Das Problem war, dass ich mit ihm aufgewachsen bin.
Ich war ein Kind, ich hab nicht das Denken gehabt, was ich heute hab.
Wenn etwas kaputt gegangen ist und ich das war
und meine Mutter mich darauf angesprochen hat,
hab ich immer gesagt, nein, das war der Benji, das war nicht ich.
Weil er keine Sprache hat, hat er sich nicht wehren können.
Aber man merkt, dass er ganz genau versteht, was ich sage.
Dann hat man gemerkt, dass er unruhig geworden ist.
Ist durchs Zimmer hin und her gerannt.
Dann ist er vor- und zurückgewippt, um zu zeigen, hey,
das war ich gar nicht.
Meine Mutter hat mir geglaubt, natürlich,
weil er ja regelmäßig Sachen kaputt gemacht hat.
Viele Freunde von mir wollten gar nicht mehr zu mir kommen,
wenn mein Bruder zu Hause war.
Das sind auch Kinder, die wissen auch nicht,
wie sie mit der Situation umgehen sollen,
die kennen diese Situation nicht.
Es war sehr schwer für mich zu akzeptieren,
dass jemand Angst vor meinem Bruder haben kann,
weil ich ihn ja trotzdem liebe.
Es war schon schwer. Einmal habe ich geweint.
Er hat mich hochgenommen und auf den Steinboden geschlagen.
Und das dreimal.
Als Kind bekam ich eine Aggression.
Doch je älter ich wurde, desto mehr habe ich verstanden,
es ist nicht, dass er mich nicht mag oder sonst irgendwas.
Es ist einfach, weil er einfach so ist.
Und dass er gut so ist, wie er ist.
Und dass ich ihn trotzdem lieben kann mit all den Problemen,
die er hat.
Mein Freund hat auch autistische Züge.
Seine Mutter hat mir das gesagt, auch er hat mir das gesagt.
Am Anfang habe ich gedacht, nein, niemals.
Das ist alles Blödsinn, das kann nicht sein.
Weil ich Autismus immer mit meinem Bruder verglichen habe.
Leute, die nicht reden können.
Leute, die sehr aggressiv sind. Bla bla bla.
Irgendwann bin ich darauf gekommen, es gibt mehrere Arten.

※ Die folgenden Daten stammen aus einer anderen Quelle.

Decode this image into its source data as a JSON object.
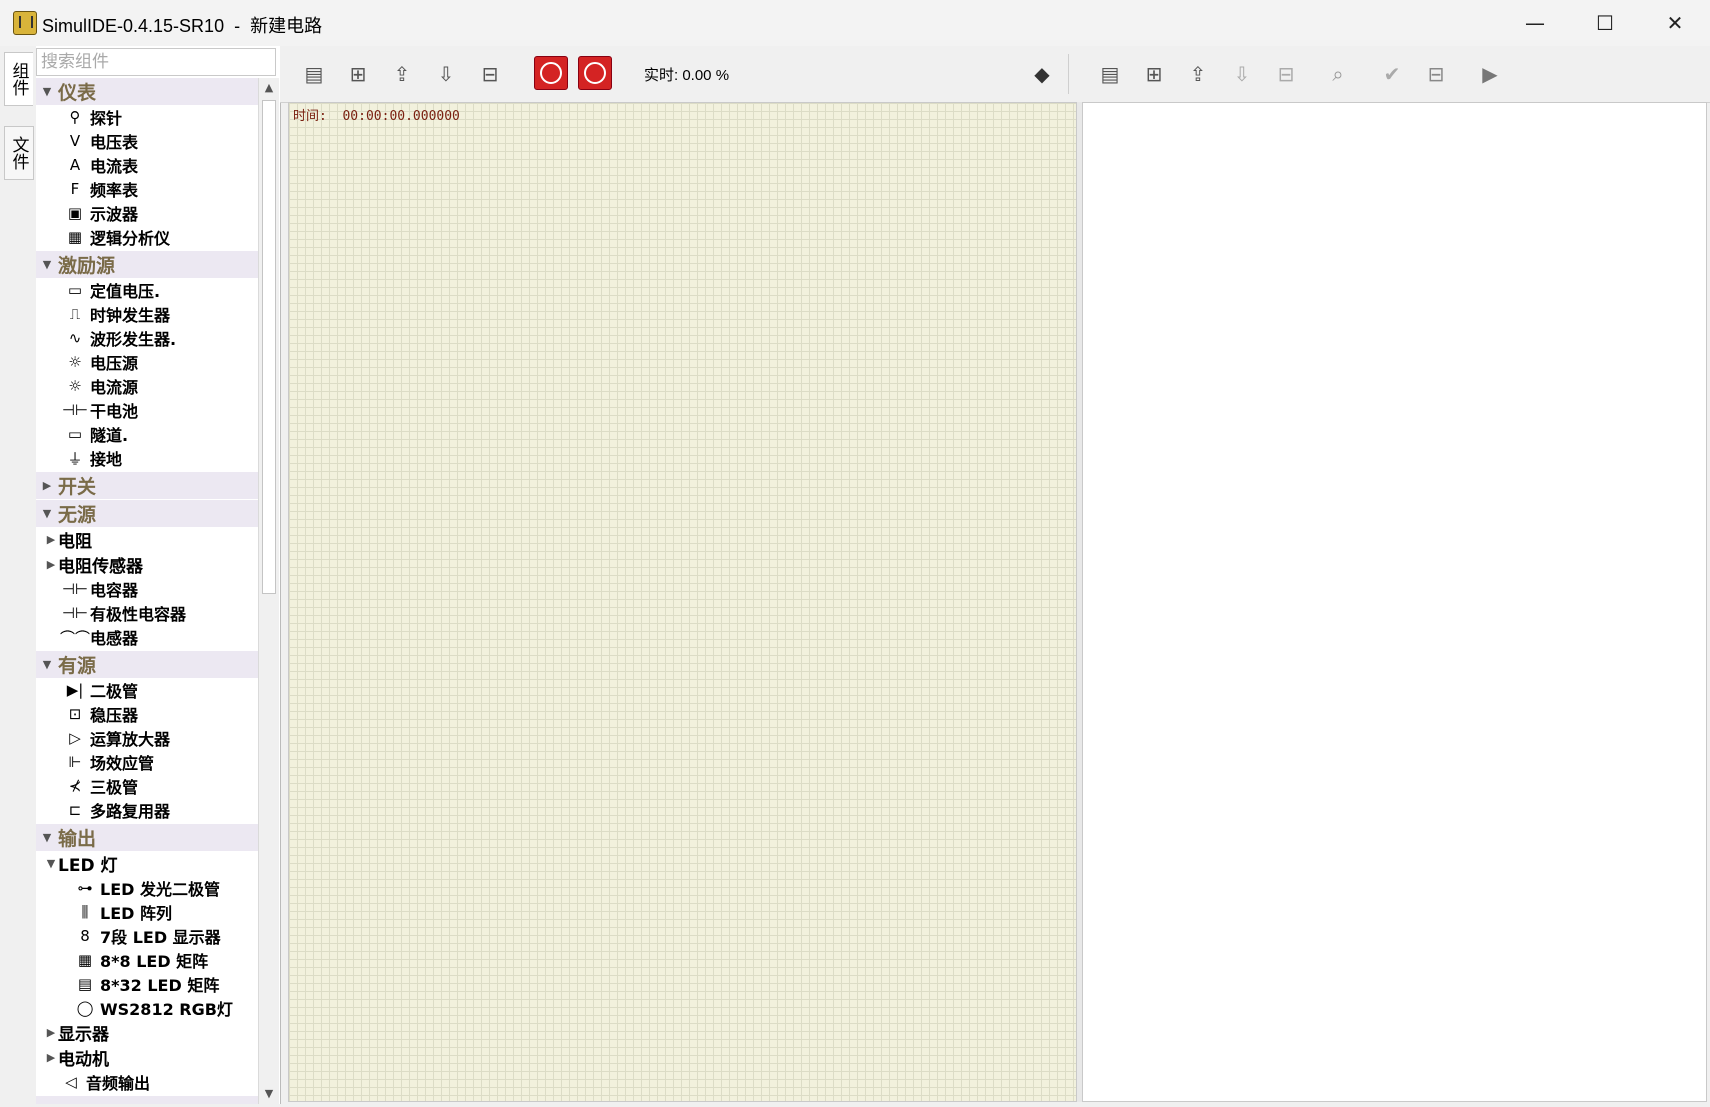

Es ist nicht alles nur schwarz und weiß.
Mit meinem Freund ist es so, dass er immer die Wäsche aufhängen muss.
Weil die Wäsche muss... er hat mir das erklärt:
Die Wäsche muss eine gerade Linie unten haben.
Dann trocknet die Wäsche schneller. So. Und ich kriege das nicht hin.
Gut. Ich könnte jetzt einen Streit anfangen und sagen,
denkst du, ich bin zu blöd, die Wäsche aufzuhängen?
Mache ich nicht.
Ich sage, wenn du gerne die Wäsche aufhängen willst, mach es.
Genauso, wie du es gerne machen willst.
Und es gibt gar keine Probleme, überhaupt nicht.
Es ist einfach gegenseitige Akzeptanz.
Wir haben gegenseitige Kompromisse,
und so funktioniert unser Zusammenleben ohne Probleme.
Ein Vorurteil, das mich sehr stört, ist, dass man sagt,
dass Autisten keine Liebe zeigen.
Das finde ich überhaupt nicht.
Immer, wenn ich meinen Bruder besuche und die Tür aufmache,
steht er vor der Türe, hüpft auf und ab und klatscht in die Hände.
Er strahlt von einer Seite zur anderen.
Es ist auf jeden Fall eine Art zu zeigen,
dass er mich liebt. Er zeigt es einfach anders.
Man muss die Augen ein bisschen weiter aufmachen.
Und man sieht, dass sie es schon zeigen.
Dass sie es nur anders zeigen. Auf eine andere Weise.
Ich habe viel für mein eigenes Leben mitgenommen,
weil ich eben aufgewachsen bin mit einer beeinträchtigten Person.
Ich weiß, dass beeinträchtigte Leute auch Sachen alleine machen können,
dass sie nicht dauerhaft meine Hilfe brauchen.
Dass ich nicht überfreundlich zu denen sein muss
und ich weiß, dass die ganz normale Menschen sind.
Wie ich auch und du auch und jeder auch.
Das war schon meine Seite.
Ich bin froh, meine Sicht weitergeben zu können
und euch zu zeigen,
dass man manchmal einfach nur die Augen etwas weiter aufmachen muss
und keine Vorurteile gegenüber anderen haben muss.
Ich hoffe, das merkt ihr euch. Tschüss.
Untertitel: ARD Text im Auftrag von FUNK, 2018
Indem er eben auf einmal... Oh.
(Lachen im Hintergrund und jemand sagt: oh nein!)
Hahaha... Ich hab nichts getan, ich bin unschuldig.